John S. Dunne, C.S.C. (December 3, 1929 – November 11, 2013) was an American priest and theologian of the Congregation of Holy Cross. He held the John A. O’Brien Professorship of Theology at the University of Notre Dame.
Fr. Dunne was born on December 3, 1929, to John Scribner and Dorothy (Vaughn) Dunne in Waco, Texas. The eldest of three children,his birth was followed by siblings Patrick and Carrin.
He attended St. Edward’s Academy on the campus of St. Edward’s University, Austin, Texas, from 1943 to 1945, and then moved to Holy Cross Minor Seminary at the University of Notre Dame for his senior year of high school.
Fr. Dunne was received into the Congregation of Holy Cross on Aug. 15, 1946 and made his First Vows on Aug. 16, 1947.
He studied philosophy at the University of Notre Dame, where he graduated in 1951. Fr. Dunne made his Final Profession of Vows on Aug. 16, 1951, and was ordained to the priesthood on Dec. 18, 1954, in Rome.
He earned an S.T.L. in Sacred Doctrine in 1955 and an S.T.D. in 1958, both from the Pontifical Gregorian University in Rome, Italy.
Returning to Notre Dame in 1957, over the course of 55 years of teaching, Father Dunne became one of its most popular, even beloved, professors.
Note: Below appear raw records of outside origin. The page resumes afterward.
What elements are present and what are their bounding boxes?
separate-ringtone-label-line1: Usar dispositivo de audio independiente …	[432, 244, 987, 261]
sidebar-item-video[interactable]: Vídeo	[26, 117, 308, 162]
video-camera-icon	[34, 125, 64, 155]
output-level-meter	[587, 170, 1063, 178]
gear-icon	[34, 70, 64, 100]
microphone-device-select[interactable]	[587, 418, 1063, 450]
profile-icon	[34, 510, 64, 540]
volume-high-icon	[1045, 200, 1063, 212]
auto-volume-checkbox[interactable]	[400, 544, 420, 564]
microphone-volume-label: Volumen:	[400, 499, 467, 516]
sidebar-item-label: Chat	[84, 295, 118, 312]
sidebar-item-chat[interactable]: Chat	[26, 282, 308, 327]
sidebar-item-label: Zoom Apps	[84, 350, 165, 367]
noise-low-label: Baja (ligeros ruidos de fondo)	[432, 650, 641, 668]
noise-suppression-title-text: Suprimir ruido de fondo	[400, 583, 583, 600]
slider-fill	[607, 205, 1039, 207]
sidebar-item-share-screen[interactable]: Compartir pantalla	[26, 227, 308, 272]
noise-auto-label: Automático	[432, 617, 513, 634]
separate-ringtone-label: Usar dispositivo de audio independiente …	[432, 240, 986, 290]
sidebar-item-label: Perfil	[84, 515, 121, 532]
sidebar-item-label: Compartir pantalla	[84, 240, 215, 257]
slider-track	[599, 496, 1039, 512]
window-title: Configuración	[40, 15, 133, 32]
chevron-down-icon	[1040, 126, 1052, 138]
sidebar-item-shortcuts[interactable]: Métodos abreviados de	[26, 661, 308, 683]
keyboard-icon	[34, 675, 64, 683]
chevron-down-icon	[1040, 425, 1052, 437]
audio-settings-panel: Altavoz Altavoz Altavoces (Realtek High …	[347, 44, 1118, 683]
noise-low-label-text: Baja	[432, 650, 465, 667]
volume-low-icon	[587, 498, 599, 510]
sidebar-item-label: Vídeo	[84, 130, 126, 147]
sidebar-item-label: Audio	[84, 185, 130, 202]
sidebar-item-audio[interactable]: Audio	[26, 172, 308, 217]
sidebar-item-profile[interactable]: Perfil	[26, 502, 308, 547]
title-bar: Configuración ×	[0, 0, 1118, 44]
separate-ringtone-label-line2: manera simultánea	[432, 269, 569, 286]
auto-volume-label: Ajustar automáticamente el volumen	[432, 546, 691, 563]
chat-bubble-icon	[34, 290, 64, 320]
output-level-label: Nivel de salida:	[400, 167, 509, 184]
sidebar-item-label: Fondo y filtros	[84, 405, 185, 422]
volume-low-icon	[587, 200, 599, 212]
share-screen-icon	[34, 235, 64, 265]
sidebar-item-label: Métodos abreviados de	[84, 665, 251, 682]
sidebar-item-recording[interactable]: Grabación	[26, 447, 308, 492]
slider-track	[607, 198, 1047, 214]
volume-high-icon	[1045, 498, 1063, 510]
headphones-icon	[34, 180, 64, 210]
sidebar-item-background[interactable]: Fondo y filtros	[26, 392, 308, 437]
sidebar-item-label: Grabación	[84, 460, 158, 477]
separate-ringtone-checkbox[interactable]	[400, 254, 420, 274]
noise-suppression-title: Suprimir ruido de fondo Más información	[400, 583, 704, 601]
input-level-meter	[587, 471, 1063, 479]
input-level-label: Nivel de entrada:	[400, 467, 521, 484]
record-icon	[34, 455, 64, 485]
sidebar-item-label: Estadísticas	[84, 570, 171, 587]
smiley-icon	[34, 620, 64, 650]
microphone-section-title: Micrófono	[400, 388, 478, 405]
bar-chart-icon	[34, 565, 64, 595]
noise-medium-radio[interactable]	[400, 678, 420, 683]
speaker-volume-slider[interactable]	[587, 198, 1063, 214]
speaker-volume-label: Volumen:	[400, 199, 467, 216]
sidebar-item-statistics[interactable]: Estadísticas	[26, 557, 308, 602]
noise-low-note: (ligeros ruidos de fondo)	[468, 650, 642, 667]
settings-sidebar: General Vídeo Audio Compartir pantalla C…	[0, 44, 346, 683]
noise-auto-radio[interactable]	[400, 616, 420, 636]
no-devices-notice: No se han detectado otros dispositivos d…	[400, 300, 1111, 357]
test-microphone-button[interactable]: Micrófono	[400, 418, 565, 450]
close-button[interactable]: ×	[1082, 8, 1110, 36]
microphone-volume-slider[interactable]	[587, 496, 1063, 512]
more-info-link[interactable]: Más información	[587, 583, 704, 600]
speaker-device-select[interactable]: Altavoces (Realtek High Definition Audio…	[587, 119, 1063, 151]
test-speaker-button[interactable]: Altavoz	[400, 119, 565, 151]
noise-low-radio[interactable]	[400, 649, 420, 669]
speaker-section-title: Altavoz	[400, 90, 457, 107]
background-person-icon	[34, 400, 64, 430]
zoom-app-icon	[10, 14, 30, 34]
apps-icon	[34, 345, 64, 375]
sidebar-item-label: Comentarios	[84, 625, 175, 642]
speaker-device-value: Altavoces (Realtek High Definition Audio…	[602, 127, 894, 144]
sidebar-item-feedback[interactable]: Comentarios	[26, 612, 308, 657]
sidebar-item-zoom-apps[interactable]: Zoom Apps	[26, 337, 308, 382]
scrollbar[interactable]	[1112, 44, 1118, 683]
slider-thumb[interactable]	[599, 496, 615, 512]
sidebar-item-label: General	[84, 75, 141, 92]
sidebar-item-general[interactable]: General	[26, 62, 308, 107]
He taught more Notre Dame students than any other person in the University’s history.
He wrote some 20 influential works on theology and the spiritual life, including The City of the Gods, The Reasons of the Heart, A Search for God in Time and Memory and Way of All the Earth.
His most recent work, Eternal Consciousness, received a first-place award from the Catholic Press Association.
Father Dunne did additional studies at Princeton University from 1960 to 1961, and also served as a chaplain at Our Lady of Princeton. He returned to Notre Dame to teach from 1961 to 1967.
He taught at Moreau Seminary on the campus of Notre Dame from 1969 to 1970 and then again at Notre Dame from 1970 to 1972. Fr. Dunne was a visiting professor at Yale University from 1972 to 1973 before coming back to Notre Dame to teach from 1973 to 2013.
He lectured at Oxford University during the 1976-1977 academic year.
He spent several sabbatical years at the Holy Cross Center, Berkeley, California, throughout his tenure at Notre Dame.
He received several awards from the University of Notre Dame, including the 2013 Presidential Award, the Sheedy Award and the Danforth Foundation Harbison Award.
In 1999, Fr. Dunne was named as one of the most influential spiritual writers of the 20th century.
Father Dunne, adopting René Girard’s notion of “mimetic desire,” conceived another path in what he termed the “heart’s desire,” that place deep within a person where God’s will and a person’s own will are one.